Fear stirred in her gut.

"Yeah," Russ said again. " 'Bye." He snapped the phone shut. Looked at her. "That was Lyle. Some kids were in the Cossayuharie Muster Field. They found Amado's body."

VIII

She followed in her own car. He could see her headlights behind him, bright against the tree-shrouded twilight of the mountain road. While he had been in St. Alban's, getting his intestines handed to him on a steaming platter, the sun had set. That seemed appropriate. On the stereo, Bill Deasy sang Is it my curse, to always make the good things worse? He had bought the CD as a present for himself last Christmas, because the songs made him think of Clare.

When had he started listening to music again?

He didn't know. He didn't know much of anything, it seemed. How the hell had he wound up gutting the only two women he'd ever loved? He ought to go home and tell his mom he hated her. Make it a perfect trifecta.

From the high ground of the Muster Field, headlights, roof lights, portable lamps, and road flares blazed against the pale violet sky, as visible as the solstice fires or mountaintop beacons of ancient Scotland. He hoped the modern-day descendents of those Scots would ignore the call, or else his people would be dealing with an unholy mess of spectators and speculation.

He parked his truck at the end of a line of vehicles crowding Route 137's nonexistent shoulder. He spotted at least two SUVs with FIRE AND RESCUE tags. Lyle must have called for help in dealing with the traffic. They would need it. There were already more cars around than official personnel could account for.

He stepped out as Clare pulled in ahead of him. He waited until she emerged from her Subaru. She had reattached her collar.
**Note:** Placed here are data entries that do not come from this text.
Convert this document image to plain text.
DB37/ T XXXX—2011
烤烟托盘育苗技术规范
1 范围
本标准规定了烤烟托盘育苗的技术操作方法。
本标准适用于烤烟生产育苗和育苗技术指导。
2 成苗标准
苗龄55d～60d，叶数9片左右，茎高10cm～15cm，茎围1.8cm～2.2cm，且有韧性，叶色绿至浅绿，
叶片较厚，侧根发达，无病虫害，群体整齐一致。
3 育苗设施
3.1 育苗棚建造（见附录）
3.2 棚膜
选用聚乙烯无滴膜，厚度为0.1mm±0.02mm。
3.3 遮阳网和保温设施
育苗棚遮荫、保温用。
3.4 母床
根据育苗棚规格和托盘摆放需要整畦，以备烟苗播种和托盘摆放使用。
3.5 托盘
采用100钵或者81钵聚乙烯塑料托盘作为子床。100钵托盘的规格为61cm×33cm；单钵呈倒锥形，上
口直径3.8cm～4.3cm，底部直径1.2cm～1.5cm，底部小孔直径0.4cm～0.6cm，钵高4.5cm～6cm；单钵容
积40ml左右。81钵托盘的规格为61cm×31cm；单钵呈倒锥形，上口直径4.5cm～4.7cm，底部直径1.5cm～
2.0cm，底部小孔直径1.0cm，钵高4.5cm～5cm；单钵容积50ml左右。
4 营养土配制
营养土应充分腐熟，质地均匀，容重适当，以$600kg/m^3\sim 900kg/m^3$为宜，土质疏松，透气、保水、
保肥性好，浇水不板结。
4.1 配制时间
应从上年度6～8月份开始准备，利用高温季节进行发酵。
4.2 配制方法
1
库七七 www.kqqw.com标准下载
She didn't look at him. "Find whoever's handing out those flares and put one in front of your car," he said. She nodded. Walked past him, up the shadowy road. He reached for her as she went by, then dropped his hand. What the hell was he going to say to her, here and now? He shook his head.

As soon as he stepped onto the field, he heard Lyle bellowing his name. Russ couldn't see anything in the glare of light bars and headlights, but he headed for the sound. Past the rescue vehicle and the squad cars, the rear of the field spread in darkness, the black bulk of the two-hundred-year-old trees picked out against the star-glimmering sky. Heat lightning flickered over the western mountains. A pair of Maglites barely dented the gloom.

"Over here!" Russ followed Lyle's voice, to find the deputy chief struggling to set up one of the halogen site lamps while Kevin Flynn trained two flashlights on the contrary apparatus.

"Kevin, what are you doing here? You're not on tonight." Russ reached for the lamppost and held it aloft so Lyle could unfold the base. "Where's Noble?"

"Lyle called me," Kevin said. He sounded subdued, for a kid whose usual response to a major crime was "Whoopee!"

"I sent Noble back to talk with the kids who found Esfuentes." Lyle grunted as he wrestled the sectional flaps into position.

"Instead of setting up the lights?" Russ crouched down and seized the battery pack. "You're not working to your strengths, here, Lyle."

"I don't want him near the body." Lyle pressed one hand over Russ's and, with the other, jammed the plug into the battery. The darkness exploded into white light, and all three men shielded their eyes.

"He's here?" Instinctively, Russ looked down to see if he was fouling evidence.